これは1970年代に製造されたプリマスジン。ジンって熟成がどうこうみたいなことは基本ないんですが、この時代は法律が緩くて度数の高いジンを作ることができたという意味で貴重なんですって。これは度数60%代だったかな。


期間限定で用意されてる季節のフルーツを使ったようなスペシャルカクテルも美味しいんですが、自分が一番痺れたのはシンガポールスリングを頼んでこのグラスで来た時。ラッフルズホテルのグラスで出してきた!このカクテルだけ!やってくれる…!
(シンガポールスリング発祥のホテルがこのラッフルズホテルなんです)

お酒以外にもインテリアも良いんですよ。バー周りも勿論、部屋も。



ここシングルなんですが、バーの雰囲気そのままのクールモダンスタイル。セルジュ・ムーユの照明が効いてる。これでセルジュ・ムーユじゃなかったら一気に中途半端になるところ。
写真には写ってないけどベッド脇の照明はルイス・ポールセンのAJランプでした。完璧。

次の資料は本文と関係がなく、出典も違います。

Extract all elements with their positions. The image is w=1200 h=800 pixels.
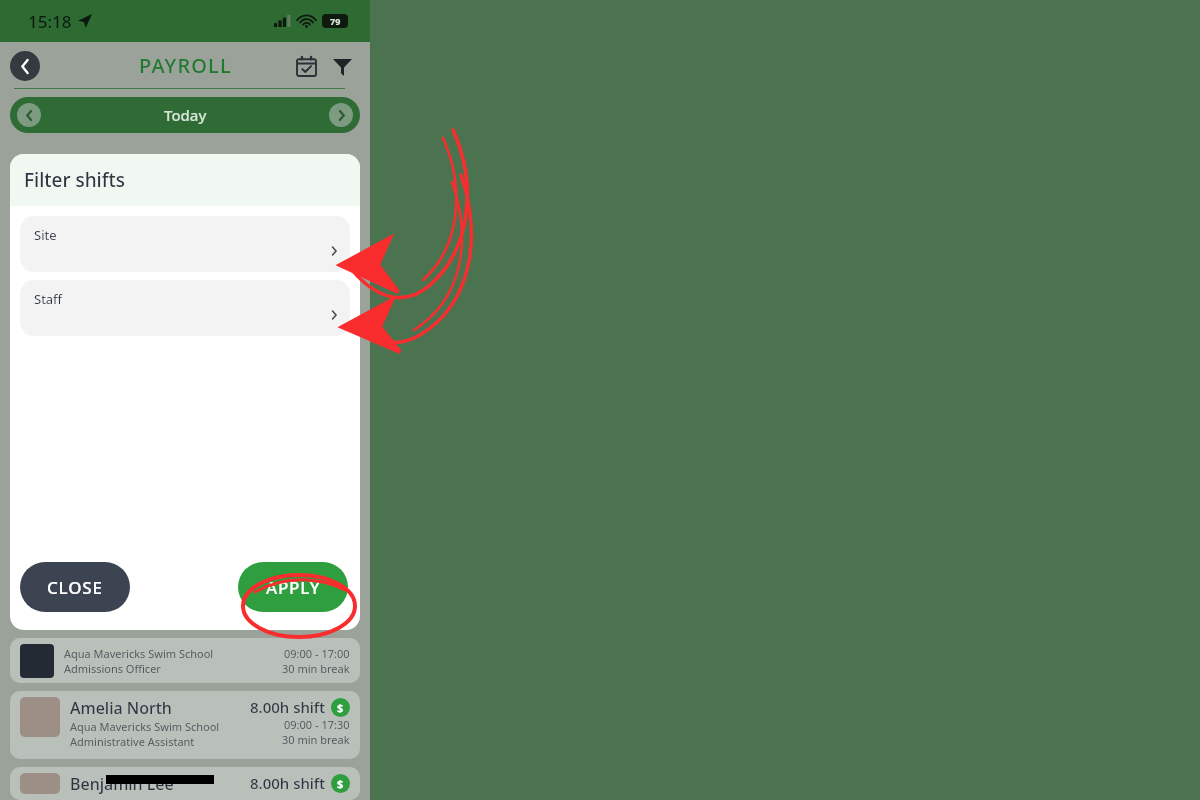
button[interactable]: APPLY (238, 562, 348, 612)
button[interactable]: Benjamin Lee (10, 767, 360, 800)
staticText: Amelia North (70, 697, 172, 719)
staticText: Aqua Mavericks Swim School (64, 646, 214, 661)
button[interactable]: Amelia North (10, 691, 360, 759)
staticText: 30 min break (282, 661, 350, 676)
staticText: $ (337, 776, 344, 791)
staticText: PAYROLL (139, 52, 232, 79)
staticText: Benjamin Lee (70, 773, 174, 794)
button[interactable]: Staff (20, 280, 350, 336)
staticText: Today (164, 105, 207, 125)
staticText: 8.00h shift (250, 773, 325, 793)
staticText: 09:00 - 17:30 (284, 717, 350, 732)
button[interactable]: Back (10, 51, 40, 81)
button[interactable]: Calendar (290, 50, 322, 82)
staticText: Staff (34, 290, 63, 308)
button[interactable]: Previous day (17, 103, 41, 127)
staticText: 30 min break (282, 732, 350, 747)
staticText: $ (337, 700, 344, 715)
staticText: Filter shifts (24, 167, 126, 193)
button[interactable]: CLOSE (20, 562, 130, 612)
button[interactable]: Filter (326, 50, 358, 82)
staticText: APPLY (266, 576, 321, 599)
button[interactable]: Next day (329, 103, 353, 127)
staticText: 09:00 - 17:00 (284, 646, 350, 661)
staticText: Administrative Assistant (70, 734, 195, 749)
button[interactable]: Site (20, 216, 350, 272)
staticText: 15:18 (28, 10, 72, 33)
staticText: Aqua Mavericks Swim School (70, 719, 220, 734)
staticText: Site (34, 226, 57, 244)
staticText: 8.00h shift (250, 697, 325, 717)
staticText: Admissions Officer (64, 661, 161, 676)
staticText: 79 (330, 15, 341, 27)
staticText: CLOSE (47, 576, 103, 599)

これで18時にチェックインして2時までバーが開いていて、そして朝はシャンパンブランチなんですよ。やりすぎですよね。また季節限定の特別デザートもついたりするんですよ。やりすぎですよね。そして貸切温泉もついていて、そこにもシャンパンが冷やされていて、冷蔵庫にはフルーツの盛り合わせが入っていたりするんですよ。温泉でシャンパンですよ。貴族でもここまでしないですよ。

これは短期間に三回行ったのは不可抗力だと思います。ただ勿論お高いのはお高い。ここはもう安くなくて良いんですけどね。お酒のランク下げたりするくらいならこの値段で全然良い。禁酒法が解除されても今年も絶対に行きます。